C’est qu’au gré de l’humble qui prie,
Le Seigneur, qui donne et reprend,
Rend à l’exilé la patrie,
Livre à l’exil le conquérant !
Dieu voulait qu’il mourût en France
Ce roi si grand dans la souffrance,
Qui des douleurs portait le sceau,
Pour que, victime consolée,
Du seuil de son noir mausolée
Il pût voir encor son berceau.
Oh ! qu’il s’endorme en paix dans la nuit funéraire !
N’a-t-il pas oublié ses maux pour nos malheurs ?
Ne nous lègue-t-il pas à son généreux frère
Qui pleure en essuyant nos pleurs !
N’a-t-il pas, dissipant nos rêves politiques,
De notre âge et des temps antiques
Proclamé l’auguste traité ?
Loi sage qui, domptant la fougue populaire,
Place au-dessus de tous un maître tutélaire
Esclave de leur liberté.
Sur nous un Roi chevalier veille :
Qu’il conserve l’aspect des cieux !
Que nul bruit de longtemps n’éveille
Ce sépulcre silencieux !
Hélas ! le démon régicide
Qui, du sang des Bourbons avide,
Paya de meurtres leurs bienfaits,
A comblé d’assez de victimes
Ces murs dépeuplés par des crimes
Et repeuplés par des forfaits !
Qu’il sache que jamais la couronne ne tombe !

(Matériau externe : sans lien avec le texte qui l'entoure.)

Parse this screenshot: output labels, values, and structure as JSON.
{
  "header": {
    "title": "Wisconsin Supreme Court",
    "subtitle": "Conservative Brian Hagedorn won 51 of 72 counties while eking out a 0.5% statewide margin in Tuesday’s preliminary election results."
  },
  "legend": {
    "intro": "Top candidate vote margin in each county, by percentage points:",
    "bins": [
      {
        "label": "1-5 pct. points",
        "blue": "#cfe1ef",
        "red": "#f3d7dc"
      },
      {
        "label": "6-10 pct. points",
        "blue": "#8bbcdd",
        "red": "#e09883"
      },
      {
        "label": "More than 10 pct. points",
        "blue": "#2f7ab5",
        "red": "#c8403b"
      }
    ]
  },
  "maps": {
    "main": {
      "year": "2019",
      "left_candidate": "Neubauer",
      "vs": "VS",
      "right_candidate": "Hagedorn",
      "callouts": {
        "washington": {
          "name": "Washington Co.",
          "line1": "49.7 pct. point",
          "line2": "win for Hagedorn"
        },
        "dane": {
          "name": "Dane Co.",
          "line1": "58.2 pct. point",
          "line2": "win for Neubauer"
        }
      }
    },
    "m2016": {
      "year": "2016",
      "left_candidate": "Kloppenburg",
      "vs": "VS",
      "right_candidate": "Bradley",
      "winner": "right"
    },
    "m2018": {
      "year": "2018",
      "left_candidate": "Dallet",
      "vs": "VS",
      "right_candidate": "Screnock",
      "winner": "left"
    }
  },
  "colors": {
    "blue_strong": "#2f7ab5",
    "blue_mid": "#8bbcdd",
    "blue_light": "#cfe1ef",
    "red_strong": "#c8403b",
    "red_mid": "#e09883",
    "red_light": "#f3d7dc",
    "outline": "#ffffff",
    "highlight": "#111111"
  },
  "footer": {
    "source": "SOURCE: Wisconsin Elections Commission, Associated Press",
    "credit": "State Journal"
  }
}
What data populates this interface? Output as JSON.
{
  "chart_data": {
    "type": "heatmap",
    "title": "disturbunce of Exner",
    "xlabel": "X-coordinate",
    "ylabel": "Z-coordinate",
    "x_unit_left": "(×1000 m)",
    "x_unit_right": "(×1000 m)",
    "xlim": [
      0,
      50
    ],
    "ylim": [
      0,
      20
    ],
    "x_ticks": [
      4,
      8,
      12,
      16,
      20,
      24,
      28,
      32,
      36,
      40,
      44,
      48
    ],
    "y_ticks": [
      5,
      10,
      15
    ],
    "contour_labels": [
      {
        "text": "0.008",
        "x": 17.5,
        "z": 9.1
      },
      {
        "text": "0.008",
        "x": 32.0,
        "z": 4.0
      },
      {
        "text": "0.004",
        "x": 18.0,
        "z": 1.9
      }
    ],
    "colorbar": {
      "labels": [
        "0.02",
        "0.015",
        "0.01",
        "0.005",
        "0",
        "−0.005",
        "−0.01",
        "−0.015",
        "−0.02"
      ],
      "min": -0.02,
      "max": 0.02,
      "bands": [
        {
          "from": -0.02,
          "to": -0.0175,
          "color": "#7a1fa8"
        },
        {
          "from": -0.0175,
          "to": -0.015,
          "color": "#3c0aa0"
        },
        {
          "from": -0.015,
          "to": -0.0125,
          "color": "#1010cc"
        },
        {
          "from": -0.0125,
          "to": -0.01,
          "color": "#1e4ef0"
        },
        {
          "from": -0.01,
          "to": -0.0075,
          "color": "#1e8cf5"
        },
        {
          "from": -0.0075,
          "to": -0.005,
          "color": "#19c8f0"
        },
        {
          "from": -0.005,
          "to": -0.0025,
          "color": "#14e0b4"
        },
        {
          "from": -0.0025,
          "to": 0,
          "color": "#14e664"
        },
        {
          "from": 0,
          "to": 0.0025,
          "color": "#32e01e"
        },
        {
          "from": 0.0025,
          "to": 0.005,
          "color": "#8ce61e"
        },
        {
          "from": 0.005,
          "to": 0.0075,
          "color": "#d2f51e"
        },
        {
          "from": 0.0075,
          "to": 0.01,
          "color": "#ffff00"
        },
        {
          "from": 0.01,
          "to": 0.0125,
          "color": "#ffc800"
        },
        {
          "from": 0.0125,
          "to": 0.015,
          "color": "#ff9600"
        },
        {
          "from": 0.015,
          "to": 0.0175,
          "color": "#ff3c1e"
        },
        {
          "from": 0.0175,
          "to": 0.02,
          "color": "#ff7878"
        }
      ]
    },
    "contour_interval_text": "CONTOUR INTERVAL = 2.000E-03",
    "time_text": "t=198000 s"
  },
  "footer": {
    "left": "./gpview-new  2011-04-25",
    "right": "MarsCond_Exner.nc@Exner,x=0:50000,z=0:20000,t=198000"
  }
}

Ce haut sommet échappe à son fatal niveau.
Le supplice où des rois le corps mortel succombe
N’est pour eux qu’un sacre nouveau.
Louis, chargé de fers par des mains déloyales,
Dépouillé des pompes royales,
Sans cour, sans guerriers, sans hérauts,
Gardant sa royauté devant la hache même,
Jusque sur l’échafaud prouva son droit suprême
En faisant grâce à ses bourreaux.
De Saint-Denis, de Sainte-Hélène
Ainsi je méditais le sort,
Sondant, d’une vue incertaine,
Ces grands mystères de la mort.
Qui donc êtes-vous, Dieu superbe ?
Quel bras jette les tours sous l’herbe,
Change la pourpre en vil lambeau ?
D’où vient votre souffle terrible ?
Et quelle est la main invisible
Qui garde les clefs du tombeau ?
Victor HUGO.
Paru dans les Annales romantiques en 1825.